CHP Genel Başkanı Kemal Kılıçdaroğlu, eski genel başkanların da katıldığı toplantıda, “ortak ses” vurgusu yaptı.
Cumhuriyet’ten İklim Öngel’in haberine göre, Kılıçdaroğlu, dün partisinin eski genel başkanları, milletvekilleri, parti meclisi (PM) üyeleri ve il başkanlarıyla genel merkezde bir araya geldi. Kılıçdaroğlu toplantının açılış konuşmasında Türkiye’nin bekası için bir araya geldiklerini vurgulayarak Türkiye’nin anayasa değişikliğiyle çok tehlikeli bir sürece gireceği uyarısında bulundu. Kılıçdaroğlu, “Bu süreç Milli Kurtuluş Savaşı sürecinin ikinci adımıdır. Benim sorumluğum var ama 80 milyonun tek tek sorumluluğu var. Kendi göbeğimizi kendimiz keseceğiz. Demokrasi mi istiyoruz, tek adam rejimi mi istiyoruz. Oylanan budur, gerisi lafügüzaftır” dedi.
“Yol ayrımındayız”
Yol ayrımında olunduğunu vurgulayan Kılıçdaroğlu, “12 Eylül’e, 71 darbesine bakın, aynı süreci yaşıyoruz. O zaman darbe yapanlar apoletliydi, şimdi sivil. Darbe girişiminin sivil ayağını ortaya çıkaramıyorlar. 12 Eylül darbecilerinin yaptığı gibi anayasa değişikliğiyle karşı karşıyayız. Rejim değiştiriliyor. Bunu dediğimizde hayır, rejim cumhuriyet diyorlar. Tek adam rejimiyle parlamenter demokratik sistemi askıya aldığınız zaman rejimi değiştiriyorsunuz” diye konuştu.

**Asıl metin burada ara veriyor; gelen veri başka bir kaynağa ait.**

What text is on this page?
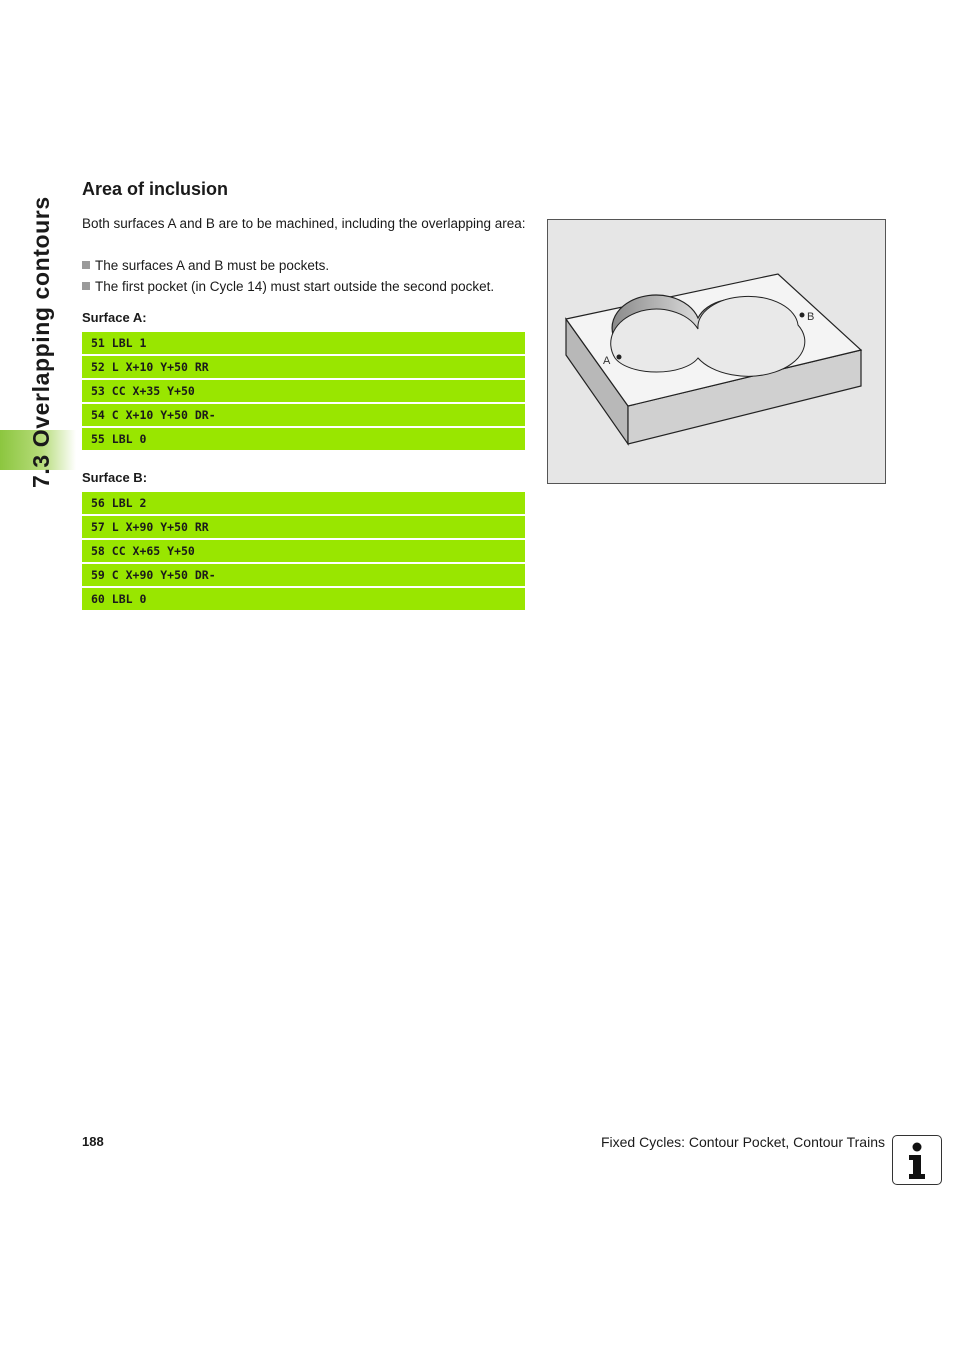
7.3 Overlapping contours
Area of inclusion

Both surfaces A and B are to be machined, including the overlapping area:

The surfaces A and B must be pockets.
The first pocket (in Cycle 14) must start outside the second pocket.
Surface A:
51 LBL 1
52 L X+10 Y+50 RR
53 CC X+35 Y+50
54 C X+10 Y+50 DR-
55 LBL 0
Surface B:
56 LBL 2
57 L X+90 Y+50 RR
58 CC X+65 Y+50
59 C X+90 Y+50 DR-
60 LBL 0
B
A
188	Fixed Cycles: Contour Pocket, Contour Trains
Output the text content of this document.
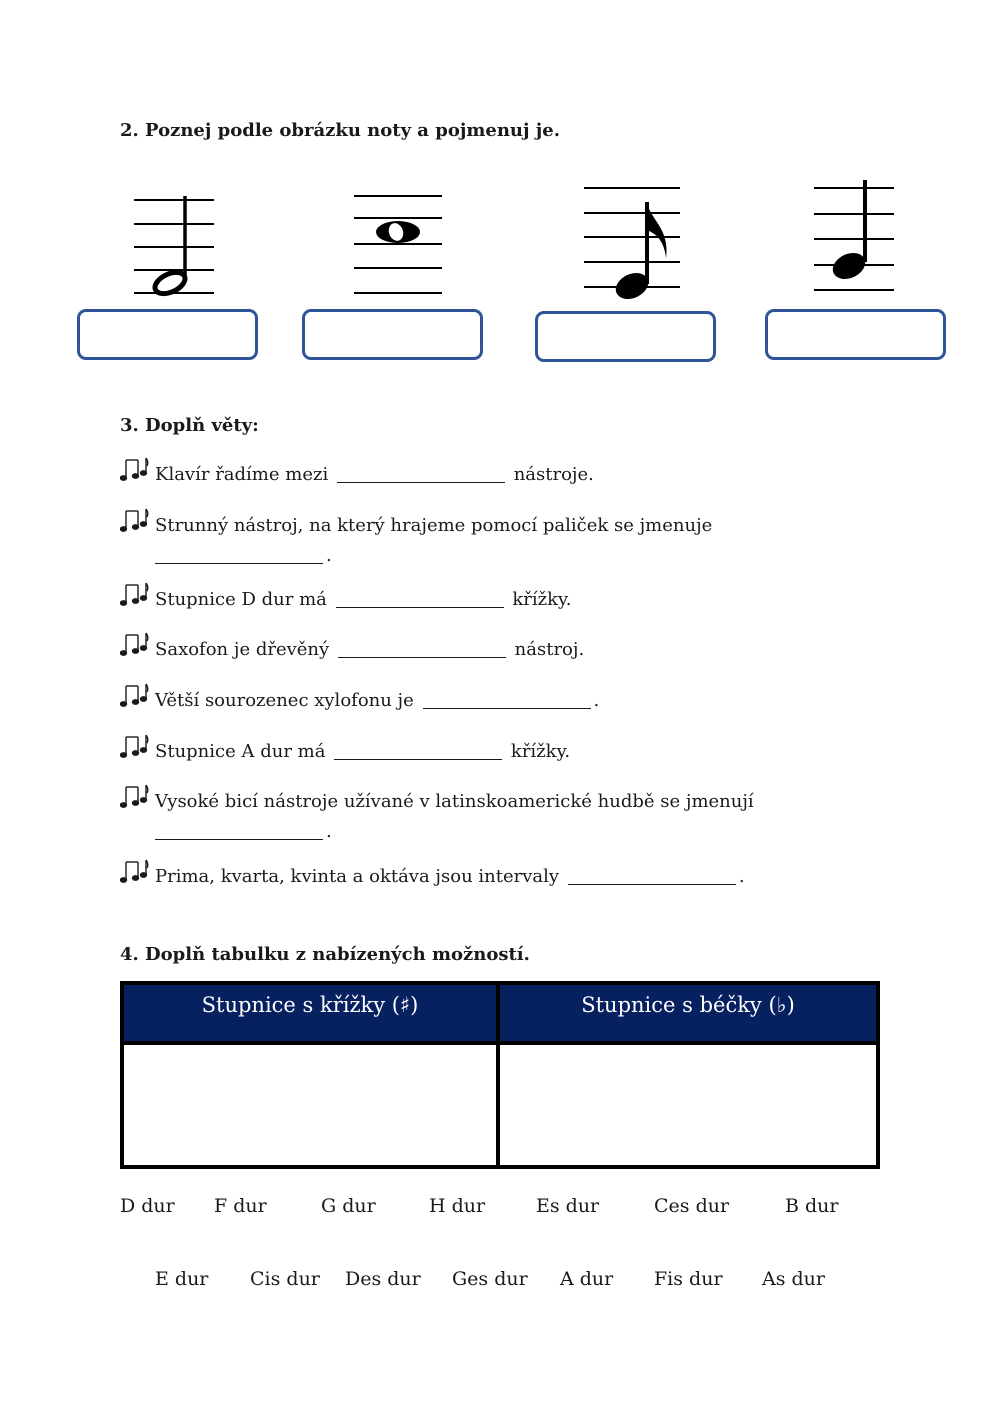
2. Poznej podle obrázku noty a pojmenuj je.
3. Doplň věty:
Klavír řadíme mezi	nástroje.
Strunný nástroj, na který hrajeme pomocí paliček se jmenuje
.
Stupnice D dur má	křížky.
Saxofon je dřevěný	nástroj.
Větší sourozenec xylofonu je	.
Stupnice A dur má	křížky.
Vysoké bicí nástroje užívané v latinskoamerické hudbě se jmenují
.
Prima, kvarta, kvinta a oktáva jsou intervaly	.
4. Doplň tabulku z nabízených možností.
Stupnice s křížky (♯)	Stupnice s béčky (♭)
D dur F dur	G dur	H dur	Es dur	Ces dur	B dur
E dur Cis dur Des dur Ges dur A dur Fis dur As dur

Öymen, Çetin ve Karayalçın
Kılıçdaroğlu’nun konuşmasının ardından eski siyasilerle buluşma toplantısı basına kapalı devam etti. Kılıçdaroğlu partinin eski genel başkanları Altan Öymen, Hikmet Çetin ve Murat Karayalçın’la yan yana oturdu. Edinilen bilgile göre; söz alan Altan Öymen, referandum sürecinde partinin yürüttüğü politikanın doğru olduğunu belirtti. Çok partili sistemi CHP’nin getirdiğini, o dönemde dahi her lidere eşit konuşma hakkı verildiğini anlatan Öymen, televizyonlarda eşit koşullarda partilere yer verilmemesini ve liderlerin karşılıklı tartıştığı programların yapılmamasını eleştirdi. Hikmet Çetin her kesime aynı mesafede yaklaşmanın doğru bir politika olduğunu beliterek bu kapsamda Kılıçdaroğlu’nun Necmettin Erbakan için düzenlenen anmaya katılmasını yerinde bulduğunu söyledi. Karayalçın da çeşitli illerde katıldığı referandum çalışmalarına ilişkin bilgi verdi. Kılıçdaroğlu eski Genel Başkan Deniz Baykal’ın Denizli’de gerçekleştirdiği referandum çalışması nedeniyle toplantıya katılamadığını açıkladı. Üniversitelere daha çok ağırlık verilmesi geretiğini söyleyen bazı eski siyasiler, akademisyenlerden hâlâ net sesler yükselmemesini eleştirdi.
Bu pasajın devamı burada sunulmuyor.